This post, 7 Documents That Are Good to Have Before Surgery, is part of a 31 day writing challenge, and the theme for SimpleStepsForLivingLife’s daily series is Prepping for Surgery.
Please note: all articles are written on SimpleStepsForLivingLife are ONLY my opinions and should not replace that of a medical or law professional. This series of posts are about what I have learned from having surgery and being about to have surgery again. I am not a medical or law professional at all, please consult with your doctor or a law professional when it comes to anything to do with your health and legal needs.
If you’ve been following the Prepping for Surgery series, then you might have read my last post How to Adjust When Plans Change. It was a small scare that the spots found on the mammogram could mean cancer, but thankfully that was not the case. It did get me thinking about mortality though and that small (very small) percentage chance that things could go wrong for the elective surgery that eventually I’ll be having. A small percentage possibility helped me realize the importance of having end of life documents prior to surgery.
These documents can include the following:
- A will or living trust – An attorney or website like LegalZoom can help you determine which choice is right for your situation.
- Durable power of attorney – From what I understand, this is active as soon as you create the document. It is appointing who you chose to take care of your finances in case you are incapacitated.
- Power of attorney – This is also known as the Health Care Proxy. The person you appoint will help in making medical decisions for you in case you are incapacitated.
- Medical information release – This document may or may not be necessary depending on the wording of your Power of Attorney and also the state laws for which you live. It is good to have already on hand including the people you trust to have your medical information be released to.
- Living will – This is also known as an Advance Care Directive. In this document you should spell out what medical procedures you are ok with and which ones you are not ok with. It is a document that you should include directive on when is it ok to “pull the plug.” Make that decision now and document it whether that means you want to be on life support indefinitely or want to be off life support after the medical team tries it out for an hour. Don’t burden your loved ones and cause them more heartache then they will already be facing by making them decide for how long you should be on life support.
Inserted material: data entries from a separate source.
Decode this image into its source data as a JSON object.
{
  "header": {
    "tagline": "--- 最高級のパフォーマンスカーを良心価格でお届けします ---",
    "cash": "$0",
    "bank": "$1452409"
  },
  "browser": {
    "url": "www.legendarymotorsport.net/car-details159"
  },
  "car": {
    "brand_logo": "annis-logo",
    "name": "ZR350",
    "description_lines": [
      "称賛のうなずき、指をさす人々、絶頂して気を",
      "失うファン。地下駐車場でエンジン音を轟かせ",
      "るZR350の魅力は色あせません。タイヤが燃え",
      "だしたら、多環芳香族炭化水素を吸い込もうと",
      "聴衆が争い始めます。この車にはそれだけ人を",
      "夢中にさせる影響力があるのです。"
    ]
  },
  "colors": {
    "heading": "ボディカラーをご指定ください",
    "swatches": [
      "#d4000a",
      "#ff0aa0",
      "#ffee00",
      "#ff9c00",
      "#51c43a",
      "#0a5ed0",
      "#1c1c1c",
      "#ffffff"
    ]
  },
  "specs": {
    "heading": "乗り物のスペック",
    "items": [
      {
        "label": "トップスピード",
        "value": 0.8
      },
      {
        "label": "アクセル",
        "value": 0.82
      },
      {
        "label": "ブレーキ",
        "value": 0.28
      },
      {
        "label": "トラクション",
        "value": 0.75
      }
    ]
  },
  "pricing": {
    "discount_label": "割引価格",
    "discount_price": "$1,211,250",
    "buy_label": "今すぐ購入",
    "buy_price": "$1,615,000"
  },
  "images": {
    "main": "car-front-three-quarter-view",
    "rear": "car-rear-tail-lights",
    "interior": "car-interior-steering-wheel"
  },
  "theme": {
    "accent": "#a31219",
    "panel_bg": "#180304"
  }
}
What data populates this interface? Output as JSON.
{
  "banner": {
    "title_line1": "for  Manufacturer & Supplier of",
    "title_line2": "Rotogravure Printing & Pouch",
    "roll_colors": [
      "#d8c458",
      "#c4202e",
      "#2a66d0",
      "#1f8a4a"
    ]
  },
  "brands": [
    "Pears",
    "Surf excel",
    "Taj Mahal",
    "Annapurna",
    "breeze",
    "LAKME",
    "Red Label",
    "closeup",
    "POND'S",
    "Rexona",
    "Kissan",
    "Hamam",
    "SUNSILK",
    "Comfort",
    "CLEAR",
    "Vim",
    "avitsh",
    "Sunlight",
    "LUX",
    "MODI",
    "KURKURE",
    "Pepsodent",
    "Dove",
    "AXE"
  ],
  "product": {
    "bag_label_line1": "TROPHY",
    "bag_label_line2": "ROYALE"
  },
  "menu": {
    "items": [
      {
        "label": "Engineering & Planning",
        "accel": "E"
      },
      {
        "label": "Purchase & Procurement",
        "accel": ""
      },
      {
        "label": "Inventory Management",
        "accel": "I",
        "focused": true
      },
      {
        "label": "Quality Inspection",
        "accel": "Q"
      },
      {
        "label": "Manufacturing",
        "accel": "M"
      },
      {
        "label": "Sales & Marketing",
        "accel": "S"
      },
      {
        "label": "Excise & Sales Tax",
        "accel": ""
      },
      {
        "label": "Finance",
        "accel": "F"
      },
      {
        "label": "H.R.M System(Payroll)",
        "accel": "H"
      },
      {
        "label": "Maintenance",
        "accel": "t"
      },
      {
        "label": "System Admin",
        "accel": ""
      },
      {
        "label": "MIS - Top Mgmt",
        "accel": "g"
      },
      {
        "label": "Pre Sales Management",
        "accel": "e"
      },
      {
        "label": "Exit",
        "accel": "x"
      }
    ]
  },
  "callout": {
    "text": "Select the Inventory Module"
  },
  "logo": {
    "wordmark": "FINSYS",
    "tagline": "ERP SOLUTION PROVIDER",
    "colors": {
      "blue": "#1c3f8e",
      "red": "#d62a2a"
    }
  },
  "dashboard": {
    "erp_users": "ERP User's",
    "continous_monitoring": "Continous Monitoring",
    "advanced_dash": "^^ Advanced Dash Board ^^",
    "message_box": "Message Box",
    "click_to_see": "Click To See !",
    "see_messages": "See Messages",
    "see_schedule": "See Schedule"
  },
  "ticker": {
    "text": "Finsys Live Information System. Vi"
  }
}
- A list of all emails, website memberships, and monetary accounts with logins and passwords.
- A list of medicines currently or recently using. A synopsis of medical history.
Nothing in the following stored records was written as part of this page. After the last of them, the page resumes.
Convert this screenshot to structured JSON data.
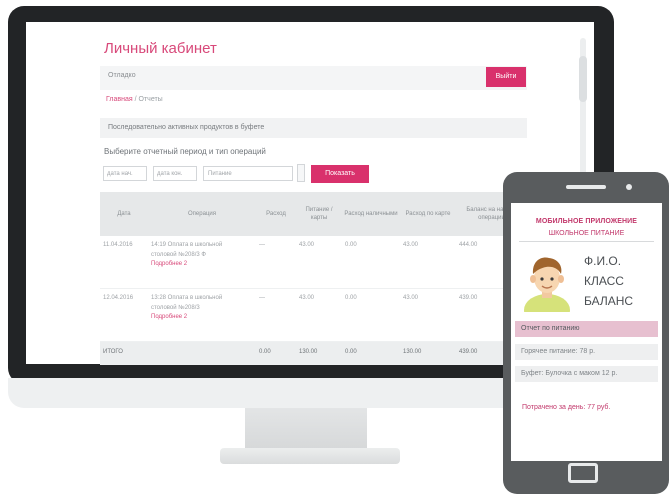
{
  "cabinet": {
    "title": "Личный кабинет",
    "user_label": "Отладко",
    "exit_label": "Выйти",
    "breadcrumb": {
      "home": "Главная",
      "separator": "/",
      "current": "Отчеты"
    },
    "notice": "Последовательно активных продуктов в буфете",
    "period_label": "Выберите отчетный период и тип операций",
    "date_from_placeholder": "дата нач.",
    "date_to_placeholder": "дата кон.",
    "type_placeholder": "Питание",
    "show_label": "Показать"
  },
  "table": {
    "headers": [
      "Дата",
      "Операция",
      "Расход",
      "Питание / карты",
      "Расход наличными",
      "Расход по карте",
      "Баланс на начало операции"
    ],
    "rows": [
      {
        "date": "11.04.2016",
        "op_line1": "14:19 Оплата в школьной",
        "op_line2": "столовой №208/3 Ф",
        "op_link": "Подробнее 2",
        "expense": "—",
        "card": "43.00",
        "cash": "0.00",
        "by_card": "43.00",
        "balance": "444.00"
      },
      {
        "date": "12.04.2016",
        "op_line1": "13:28 Оплата в школьной",
        "op_line2": "столовой №208/3",
        "op_link": "Подробнее 2",
        "expense": "—",
        "card": "43.00",
        "cash": "0.00",
        "by_card": "43.00",
        "balance": "439.00"
      }
    ],
    "total": {
      "label": "ИТОГО",
      "expense": "0.00",
      "card": "130.00",
      "cash": "0.00",
      "by_card": "130.00",
      "balance": "439.00"
    }
  },
  "phone": {
    "app_title": "МОБИЛЬНОЕ ПРИЛОЖЕНИЕ",
    "app_subtitle": "ШКОЛЬНОЕ ПИТАНИЕ",
    "name": "Ф.И.О.",
    "class_label": "КЛАСС",
    "balance_label": "БАЛАНС",
    "menu_active": "Отчет по питанию",
    "menu_items": [
      "Горячее питание: 78 р.",
      "Буфет: Булочка с маком 12 р."
    ],
    "spent_today": "Потрачено за день: 77 руб."
  },
  "colors": {
    "accent": "#d9316c",
    "bezel": "#222426",
    "phone_body": "#595c5e",
    "menu_highlight": "#e7c0d0"
  }
}
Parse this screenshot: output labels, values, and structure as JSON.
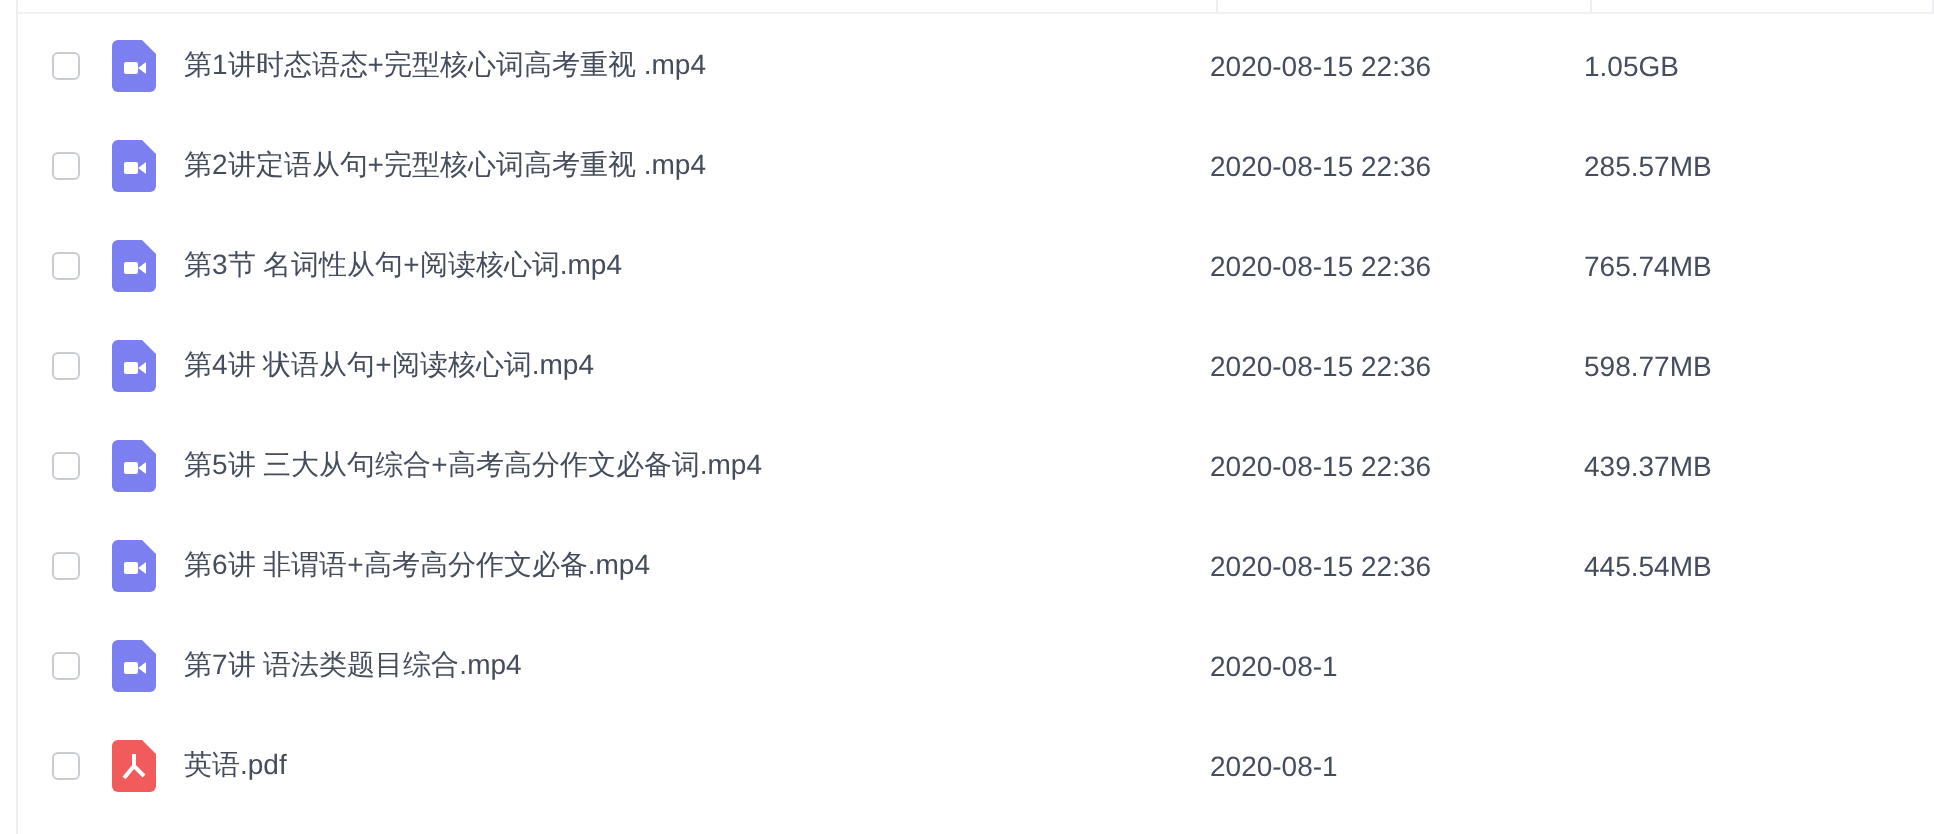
{
  "files": [
    {
      "kind": "video",
      "name": "第1讲时态语态+完型核心词高考重视 .mp4",
      "checked": false,
      "date": "2020-08-15 22:36",
      "size": "1.05GB"
    },
    {
      "kind": "video",
      "name": "第2讲定语从句+完型核心词高考重视 .mp4",
      "checked": false,
      "date": "2020-08-15 22:36",
      "size": "285.57MB"
    },
    {
      "kind": "video",
      "name": "第3节 名词性从句+阅读核心词.mp4",
      "checked": false,
      "date": "2020-08-15 22:36",
      "size": "765.74MB"
    },
    {
      "kind": "video",
      "name": "第4讲 状语从句+阅读核心词.mp4",
      "checked": false,
      "date": "2020-08-15 22:36",
      "size": "598.77MB"
    },
    {
      "kind": "video",
      "name": "第5讲 三大从句综合+高考高分作文必备词.mp4",
      "checked": false,
      "date": "2020-08-15 22:36",
      "size": "439.37MB"
    },
    {
      "kind": "video",
      "name": "第6讲 非谓语+高考高分作文必备.mp4",
      "checked": false,
      "date": "2020-08-15 22:36",
      "size": "445.54MB"
    },
    {
      "kind": "video",
      "name": "第7讲 语法类题目综合.mp4",
      "checked": false,
      "date": "2020-08-1"
    },
    {
      "kind": "pdf",
      "name": "英语.pdf",
      "checked": false,
      "date": "2020-08-1"
    }
  ]
}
As with all of the documents above, these need to be stored in a safe, secure place like a safety deposit box or safe. You may also want to supply a copy of the documents to any person you list as a beneficiary, executor, or mentioned in the document in any way. You will need to use a website like LegalZoom or contact an attorney for more indepth information on what the documents should include, where to have them notarized, whether or not the document has to be filed with the county clerks office or any other government agency, and more. It is important to get these documents in order prior to surgery and just for life in general. If you cannot afford a lawyer or LegalZoom, seek out a Pro Bono project in your area. This is where lawyers will assist low income clients with their legal needs if they qualify for the service
Another option is what I have recently done. Keep in mind, this is what is going to have to work for my situation and I strongly urge you to seek legal advice from a professional and not me.(I’m disclaimering everything in this article! LOL) I do not have the extra money to pay for LegalZoom or a lawyer at this time. My other option was to get out a piece of paper and hand write my will. I included the executor of the will, who would get all my “stuff,” and most importantly who would be guardian of our kids. I also included backup people in case my first pick was not living. Then I took this to a Pack & Ship place to have the very unofficial looking document notarized. Notaries can also sometimes be found at banks, government agencies, or searching the yellow pages. The notary guy I had gave me a weird look and kept telling me that I should use LegalZoom or a lawyer. Yep, I should. I know this but until I can get to it financially and timewise, then this handwritten will should get things taken care of just in case something happens to me. (This is not the best way to have documents needed prior to surgery.)
These are just the documents needed prior to surgery that I will make sure to have for my situation. Your situation is different so prepare according to what you are facing. Having these in place before surgery will help with peace of mind and be helpful for family in case of emergency.